In response to the house market crisis, the Chinese government has implemented a series of support measures to stabilise the property sector and encourage buying activities. In September, China’s central bank the People’s Bank of China (PBOC) cut the base mortgage rate by 15 basis points and temporarily lowered the mortgage rate in the fourth quarter. First home buyers in selected cities with falling prices in June-August 2022 were offered reduced mortgage rates and tax exemptions. 

The Bank of China (BOC) added that real estate policies should aim at helping both home buyers and developers. In addition to the policies supporting home buyers, BOC suggested that property developers should be offered stronger credit support to ease liquidity issues, which allowed rollover of bank loans from eligible borrowers. In addition, China should improve its risk management mechanism to deal with problem developers in a category-specific manner. 

However, rating agency Fitch Ratings said in 24 October note that “China’s latest support measures aimed at stabilising the property sector and restoring homebuyers’ confidence are probably insufficient to boost housing demand”, adding:

“The uncertainty around whether developers can deliver good quality homes on schedule remains the primary concern that dissuades homebuyers from purchasing pre-sold units. The potential savings on mortgage interest costs and tax expenses are also immaterial relative to housing prices and are likely to have only marginal impact on new home sales, in our view.”

Fitch Ratings expected limited policy room for mortgage rates to drop further in China from the existing lowered level, as banks already face rising pressure on net interest margins.

US new home sales fall in September

In the US, house sales have been falling for the past few months as rising interest rates hit demand. Sales of new single-family houses in September fell to an annual rate of 603,000, down 10.9% from the revised rate of 677,000 in August, data from the US Census Bureau and the Department of Housing and Urban Development showed. 

The seasonally adjusted September house sale rate was 7.5% below the 732,000 in the same month last year, suggesting that the rising mortgage rate is reducing demand amid higher borrowing costs.

Lumber futures forecast

Analysts were mixed about the outlook for lumber futures in the next one to five years. Given the negative sentiment in the housing market, algorithm-based financial data provider Trading Economics, as of 9 November, expected lumber futures to trade at $434.02/bft by the end of the fourth quarter, falling to $367.45 in the next 12 months. 

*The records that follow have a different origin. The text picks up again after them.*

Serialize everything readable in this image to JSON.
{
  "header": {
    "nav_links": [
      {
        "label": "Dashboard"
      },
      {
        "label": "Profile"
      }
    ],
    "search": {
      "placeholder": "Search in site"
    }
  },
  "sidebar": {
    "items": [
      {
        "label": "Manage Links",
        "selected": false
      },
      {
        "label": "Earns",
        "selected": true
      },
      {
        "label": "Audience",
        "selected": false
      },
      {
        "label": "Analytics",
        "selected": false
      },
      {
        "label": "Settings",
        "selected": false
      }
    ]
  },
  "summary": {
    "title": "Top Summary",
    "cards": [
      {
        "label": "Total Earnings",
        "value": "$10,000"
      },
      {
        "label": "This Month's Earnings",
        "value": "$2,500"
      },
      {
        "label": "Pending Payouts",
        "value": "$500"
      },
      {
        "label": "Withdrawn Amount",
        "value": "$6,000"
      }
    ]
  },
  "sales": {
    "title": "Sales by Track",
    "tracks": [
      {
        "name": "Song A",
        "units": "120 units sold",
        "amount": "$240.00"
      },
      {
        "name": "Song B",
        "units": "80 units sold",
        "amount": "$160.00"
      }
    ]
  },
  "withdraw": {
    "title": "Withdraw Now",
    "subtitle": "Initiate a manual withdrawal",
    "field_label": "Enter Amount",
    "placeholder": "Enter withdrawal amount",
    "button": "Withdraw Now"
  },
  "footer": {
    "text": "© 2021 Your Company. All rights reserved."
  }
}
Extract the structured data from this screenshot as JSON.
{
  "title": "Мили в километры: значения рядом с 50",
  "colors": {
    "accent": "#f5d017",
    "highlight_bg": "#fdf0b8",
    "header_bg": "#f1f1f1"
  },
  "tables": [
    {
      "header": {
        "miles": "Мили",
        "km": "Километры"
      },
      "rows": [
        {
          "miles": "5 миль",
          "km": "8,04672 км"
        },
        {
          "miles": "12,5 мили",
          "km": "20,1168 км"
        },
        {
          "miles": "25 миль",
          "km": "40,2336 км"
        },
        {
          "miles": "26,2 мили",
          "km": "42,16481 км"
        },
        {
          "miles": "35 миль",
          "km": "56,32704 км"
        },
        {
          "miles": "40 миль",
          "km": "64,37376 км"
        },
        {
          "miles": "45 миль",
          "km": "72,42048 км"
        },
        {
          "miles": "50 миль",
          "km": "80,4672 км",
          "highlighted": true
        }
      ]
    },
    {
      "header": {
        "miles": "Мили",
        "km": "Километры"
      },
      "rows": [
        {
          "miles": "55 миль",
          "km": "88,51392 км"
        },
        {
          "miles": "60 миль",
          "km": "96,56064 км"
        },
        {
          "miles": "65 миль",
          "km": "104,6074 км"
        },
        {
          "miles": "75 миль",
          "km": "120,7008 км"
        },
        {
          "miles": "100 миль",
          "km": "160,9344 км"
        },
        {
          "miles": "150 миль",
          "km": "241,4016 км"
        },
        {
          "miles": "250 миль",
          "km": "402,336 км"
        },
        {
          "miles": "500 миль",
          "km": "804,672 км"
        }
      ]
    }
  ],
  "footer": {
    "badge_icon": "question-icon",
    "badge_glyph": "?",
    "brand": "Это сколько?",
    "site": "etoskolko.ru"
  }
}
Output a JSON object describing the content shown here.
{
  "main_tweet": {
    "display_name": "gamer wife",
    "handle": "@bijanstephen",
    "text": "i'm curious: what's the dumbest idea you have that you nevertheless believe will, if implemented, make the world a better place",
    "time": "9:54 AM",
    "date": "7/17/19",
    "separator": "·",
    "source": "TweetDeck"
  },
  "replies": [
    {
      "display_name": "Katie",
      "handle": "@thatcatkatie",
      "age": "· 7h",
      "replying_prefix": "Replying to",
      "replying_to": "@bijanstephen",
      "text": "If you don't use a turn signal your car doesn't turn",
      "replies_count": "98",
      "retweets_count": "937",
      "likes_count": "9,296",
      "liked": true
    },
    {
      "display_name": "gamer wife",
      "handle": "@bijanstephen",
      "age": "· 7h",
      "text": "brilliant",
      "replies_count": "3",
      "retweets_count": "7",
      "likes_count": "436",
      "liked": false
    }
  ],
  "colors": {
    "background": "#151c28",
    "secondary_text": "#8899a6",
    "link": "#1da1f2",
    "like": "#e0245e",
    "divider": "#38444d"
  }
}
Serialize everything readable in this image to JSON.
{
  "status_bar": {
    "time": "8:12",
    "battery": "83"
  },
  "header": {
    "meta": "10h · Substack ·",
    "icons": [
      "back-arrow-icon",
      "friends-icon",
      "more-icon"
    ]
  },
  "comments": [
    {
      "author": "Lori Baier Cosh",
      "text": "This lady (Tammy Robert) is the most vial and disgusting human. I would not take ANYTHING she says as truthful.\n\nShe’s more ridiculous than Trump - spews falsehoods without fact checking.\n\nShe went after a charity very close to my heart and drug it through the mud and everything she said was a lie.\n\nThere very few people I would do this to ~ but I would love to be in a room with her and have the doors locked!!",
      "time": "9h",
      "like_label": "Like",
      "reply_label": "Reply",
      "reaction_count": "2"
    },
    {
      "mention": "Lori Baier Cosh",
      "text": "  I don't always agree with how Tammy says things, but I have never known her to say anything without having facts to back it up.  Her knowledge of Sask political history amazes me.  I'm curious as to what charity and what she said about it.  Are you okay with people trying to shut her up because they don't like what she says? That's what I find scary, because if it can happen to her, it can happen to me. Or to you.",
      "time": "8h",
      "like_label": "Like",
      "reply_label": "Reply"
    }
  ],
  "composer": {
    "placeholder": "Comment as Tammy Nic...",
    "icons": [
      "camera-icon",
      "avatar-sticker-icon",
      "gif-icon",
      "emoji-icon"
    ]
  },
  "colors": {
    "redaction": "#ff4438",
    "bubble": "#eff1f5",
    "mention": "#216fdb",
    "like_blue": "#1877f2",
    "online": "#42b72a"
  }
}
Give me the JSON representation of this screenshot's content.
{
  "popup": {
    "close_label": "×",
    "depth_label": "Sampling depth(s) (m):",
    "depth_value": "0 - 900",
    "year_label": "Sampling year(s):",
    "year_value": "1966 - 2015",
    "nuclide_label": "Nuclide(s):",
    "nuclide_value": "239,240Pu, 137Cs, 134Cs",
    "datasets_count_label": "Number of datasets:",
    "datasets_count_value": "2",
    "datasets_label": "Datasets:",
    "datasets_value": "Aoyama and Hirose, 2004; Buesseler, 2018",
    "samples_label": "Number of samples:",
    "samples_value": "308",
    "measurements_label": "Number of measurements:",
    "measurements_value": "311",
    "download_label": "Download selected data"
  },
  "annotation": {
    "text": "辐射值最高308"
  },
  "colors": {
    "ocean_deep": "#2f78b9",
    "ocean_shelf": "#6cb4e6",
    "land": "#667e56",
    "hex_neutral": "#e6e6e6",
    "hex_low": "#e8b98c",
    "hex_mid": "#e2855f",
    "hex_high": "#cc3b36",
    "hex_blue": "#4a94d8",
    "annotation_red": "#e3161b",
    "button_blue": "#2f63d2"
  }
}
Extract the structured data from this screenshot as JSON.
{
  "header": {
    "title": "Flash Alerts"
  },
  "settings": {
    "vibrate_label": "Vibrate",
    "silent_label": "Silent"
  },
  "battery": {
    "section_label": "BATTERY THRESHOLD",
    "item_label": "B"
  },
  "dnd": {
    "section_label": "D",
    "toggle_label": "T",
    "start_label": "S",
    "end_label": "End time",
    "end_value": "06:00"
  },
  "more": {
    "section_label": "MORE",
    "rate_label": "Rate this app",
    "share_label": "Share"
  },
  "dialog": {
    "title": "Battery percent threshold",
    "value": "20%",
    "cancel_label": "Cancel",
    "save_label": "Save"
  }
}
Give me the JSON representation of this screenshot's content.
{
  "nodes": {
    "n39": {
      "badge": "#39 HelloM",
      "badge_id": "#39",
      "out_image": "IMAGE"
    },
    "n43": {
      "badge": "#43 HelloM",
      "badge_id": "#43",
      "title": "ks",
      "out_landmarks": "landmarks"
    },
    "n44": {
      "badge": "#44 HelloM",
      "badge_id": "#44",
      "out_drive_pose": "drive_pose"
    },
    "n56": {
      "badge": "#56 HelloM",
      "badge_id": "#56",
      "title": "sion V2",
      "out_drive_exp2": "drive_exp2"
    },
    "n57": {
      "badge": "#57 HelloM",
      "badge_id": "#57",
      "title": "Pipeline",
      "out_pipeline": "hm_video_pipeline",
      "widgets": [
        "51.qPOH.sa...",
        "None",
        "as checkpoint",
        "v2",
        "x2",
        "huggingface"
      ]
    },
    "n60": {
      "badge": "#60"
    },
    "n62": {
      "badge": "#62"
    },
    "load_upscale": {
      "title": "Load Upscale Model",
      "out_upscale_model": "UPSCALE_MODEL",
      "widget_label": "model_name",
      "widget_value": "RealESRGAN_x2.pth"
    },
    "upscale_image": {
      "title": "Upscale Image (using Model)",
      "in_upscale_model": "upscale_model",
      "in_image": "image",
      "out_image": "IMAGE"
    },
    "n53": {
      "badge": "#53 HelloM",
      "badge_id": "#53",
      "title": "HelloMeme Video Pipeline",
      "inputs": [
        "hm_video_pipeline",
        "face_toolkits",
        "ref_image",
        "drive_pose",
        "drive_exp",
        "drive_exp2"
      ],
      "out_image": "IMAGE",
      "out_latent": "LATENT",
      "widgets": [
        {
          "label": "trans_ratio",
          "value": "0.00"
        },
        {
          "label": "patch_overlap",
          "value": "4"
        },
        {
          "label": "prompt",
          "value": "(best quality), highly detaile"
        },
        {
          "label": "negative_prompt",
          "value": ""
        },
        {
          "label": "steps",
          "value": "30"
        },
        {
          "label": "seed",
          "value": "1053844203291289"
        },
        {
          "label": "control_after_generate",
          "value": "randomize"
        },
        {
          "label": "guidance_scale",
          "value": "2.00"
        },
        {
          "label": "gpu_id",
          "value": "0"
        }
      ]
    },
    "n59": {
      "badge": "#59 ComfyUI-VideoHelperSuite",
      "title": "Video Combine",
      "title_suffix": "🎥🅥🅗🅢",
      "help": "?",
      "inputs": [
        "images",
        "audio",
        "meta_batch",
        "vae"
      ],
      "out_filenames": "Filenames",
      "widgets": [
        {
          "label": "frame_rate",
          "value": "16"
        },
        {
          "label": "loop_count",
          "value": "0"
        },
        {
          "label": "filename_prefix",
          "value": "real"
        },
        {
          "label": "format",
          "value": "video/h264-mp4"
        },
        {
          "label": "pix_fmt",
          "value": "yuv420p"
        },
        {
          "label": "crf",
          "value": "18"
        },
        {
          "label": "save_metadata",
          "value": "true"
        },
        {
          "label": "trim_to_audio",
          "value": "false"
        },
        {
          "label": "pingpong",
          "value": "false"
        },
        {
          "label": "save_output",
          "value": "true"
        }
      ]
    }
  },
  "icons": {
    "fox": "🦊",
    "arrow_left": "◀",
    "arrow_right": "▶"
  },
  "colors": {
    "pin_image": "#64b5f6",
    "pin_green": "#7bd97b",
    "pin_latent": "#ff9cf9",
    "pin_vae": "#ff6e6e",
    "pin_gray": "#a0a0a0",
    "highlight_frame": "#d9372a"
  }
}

In contrast, algorithm-based forecasting website Wallet Investor, as of 9 November, predicted the average lumber prices to rise to $577.511 in the next 12 months and double to $1,122.83 in five years’ time. 

Another forecasting website, Gov.capital had the most bullish lumber futures forecast, predicting prices to jump to $989.60/bft in a year’s time, surging to $4,083.95 by 2027. 

Note that algorithm-based and analysts’ predictions can be wrong. You should not use them to substitute your own research. Always conduct your own due diligence before trading, looking at the latest news, technical and fundamental analysis and a wide range of expert commentary. Remember, past performance does not guarantee future returns. And never trade money you cannot afford to lose.

FAQs

Why are lumber prices so high?

Lumber prices are driven by supply and demand. When housing demand exceeds timber supply, prices will rise and vice versa.

What are lumber futures based on?

The underlying assets for lumber futures are wooden timbers of varying length.

How to invest in lumber futures?

Investors can invest in lumber futures through brokers. However, this may not be suitable for many investors as the settlement of lumber futures is by physical delivery. Investors can also gain exposure to the market by investing in companies who operate in timber, wood-based products and real-estate businesses. Always do your own research before making any investment decision.